When Jake began to experience feelings of loneliness, he had to learn to reach out, and not to suffer in silence.

4 min read

I have always been a bit of a loner. I preferred talking to the teachers than running round the playground with my mates or burying my head in a book rather than talking about the latest football scores with the rest of the lads in my class. I had always been content with this. I was usually alone, but never felt lonely. When I moved to university, a very similar pattern emerged, I gained new friends and developed stronger connections to these people than I had felt at home. This small group of people finally made me feel as if I had found “my people”, they started to feel like home. I would still retreat to being on my own, allowing my battery to recharge and I would still spend much of my time without the company of others.

Feelings of loneliness

I started to notice a change when my alone time began to make me feel lonely. This feeling seeped its way into all corners of my life. No matter how many nights out, or nights in which I joined them, or how many conversations we shared together, I would still leave my friends' company feeling as if I had no one in the world. It began to drain the enjoyment out of everything I did. I no longer enjoyed my time every week with the university society I am a part of, or walking along the beach. I felt lost. All my energy felt like it was being spent just getting out of bed each day, sometimes even before that. My space where I could spend time with just my thoughts no longer felt like a protective fortress, but rather a prison that was keeping me locked in this dark pit of sadness I seemed to have found myself in.

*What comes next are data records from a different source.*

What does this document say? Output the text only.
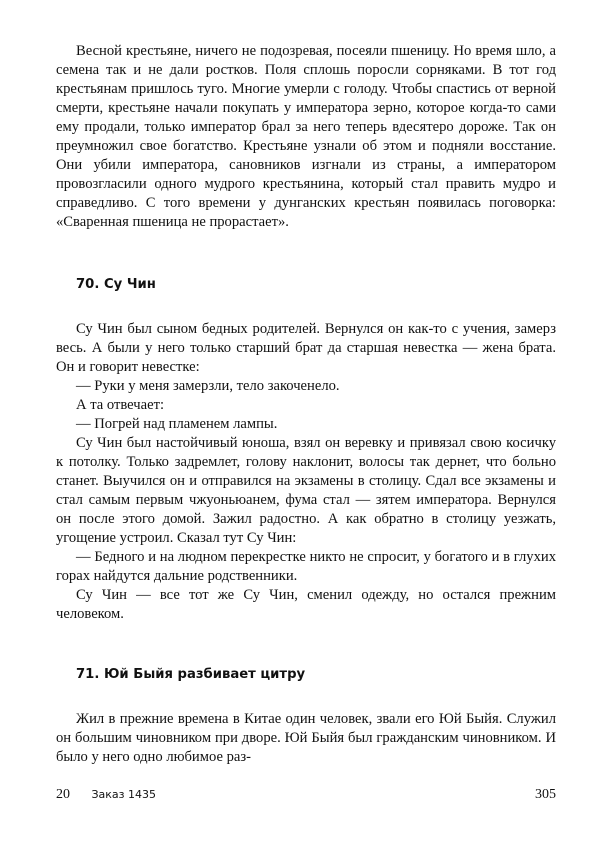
Весной крестьяне, ничего не подозревая, посеяли пшеницу. Но время шло, а семена так и не дали ростков. Поля сплошь поросли сорняками. В тот год крестьянам пришлось туго. Многие умерли с голоду. Чтобы спастись от верной смерти, крестьяне начали покупать у императора зерно, которое когда-то сами ему продали, только император брал за него теперь вдесятеро дороже. Так он преумножил свое богатство. Крестьяне узнали об этом и подняли восстание. Они убили императора, сановников изгнали из страны, а императором провозгласили одного мудрого крестьянина, который стал править мудро и справедливо. С того времени у дунганских крестьян появилась поговорка: «Сваренная пшеница не прорастает».

70. Су Чин

Су Чин был сыном бедных родителей. Вернулся он как-то с учения, замерз весь. А были у него только старший брат да старшая невестка — жена брата. Он и говорит невестке:

— Руки у меня замерзли, тело закоченело.

А та отвечает:

— Погрей над пламенем лампы.

Су Чин был настойчивый юноша, взял он веревку и привязал свою косичку к потолку. Только задремлет, голову наклонит, волосы так дернет, что больно станет. Выучился он и отправился на экзамены в столицу. Сдал все экзамены и стал самым первым чжуоньюанем, фума стал — зятем императора. Вернулся он после этого домой. Зажил радостно. А как обратно в столицу уезжать, угощение устроил. Сказал тут Су Чин:

— Бедного и на людном перекрестке никто не спросит, у богатого и в глухих горах найдутся дальние родственники.

Су Чин — все тот же Су Чин, сменил одежду, но остался прежним человеком.

71. Юй Быйя разбивает цитру

Жил в прежние времена в Китае один человек, звали его Юй Быйя. Служил он большим чиновником при дворе. Юй Быйя был гражданским чиновником. И было у него одно любимое раз-

20 Заказ 1435	305
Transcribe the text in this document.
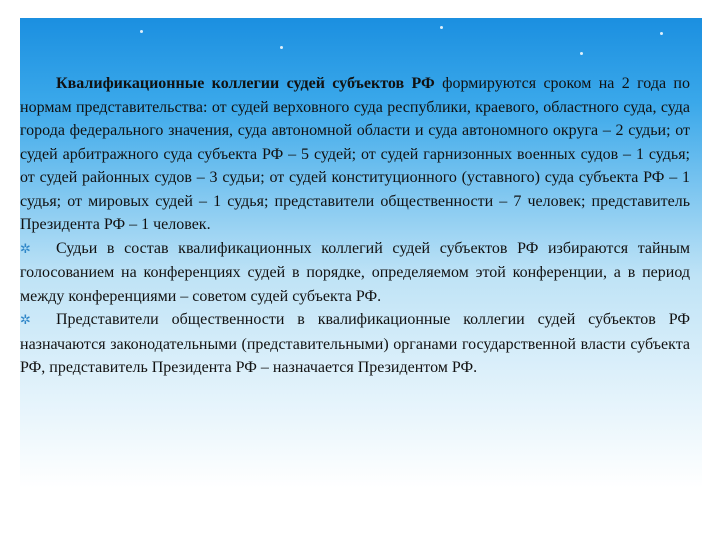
Квалификационные коллегии судей субъектов РФ формируются сроком на 2 года по нормам представительства: от судей верховного суда республики, краевого, областного суда, суда города федерального значения, суда автономной области и суда автономного округа – 2 судьи; от судей арбитражного суда субъекта РФ – 5 судей; от судей гарнизонных военных судов – 1 судья; от судей районных судов – 3 судьи; от судей конституционного (уставного) суда субъекта РФ – 1 судья; от мировых судей – 1 судья; представители общественности – 7 человек; представитель Президента РФ – 1 человек.

✲ Судьи в состав квалификационных коллегий судей субъектов РФ избираются тайным голосованием на конференциях судей в порядке, определяемом этой конференции, а в период между конференциями – советом судей субъекта РФ.

✲ Представители общественности в квалификационные коллегии судей субъектов РФ назначаются законодательными (представительными) органами государственной власти субъекта РФ, представитель Президента РФ – назначается Президентом РФ.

I didn’t reach out for help initially. I suffered in the hope I could grit my teeth for a little while longer and my life would unfold back to normal. It stripped my life down until it was unrecognisable. Some days I would stay in bed, others I wouldn’t eat. My attendance to everything plummeted and I felt myself walking along this tightrope, trying to use my energy on the essentials. Other than that, I made a hermit of myself. I knew I needed help when I hadn’t spent a night not crying myself to sleep in over a fortnight.

Reaching out

I reached out to the University Wellbeing Services and was put in contact with people from student life. They listened to me rant, waffle and cry my way through my feelings, allowing me to organise and gain control over them for the first time in what felt like months. They kept my head above water, letting me rebuild my happiness bit by bit. To anyone struggling, reach out. It doesn’t matter to who, you may not trust them straight away, but soon you will find someone that helps you decompress. It’ll be hard, but you are worth the struggle.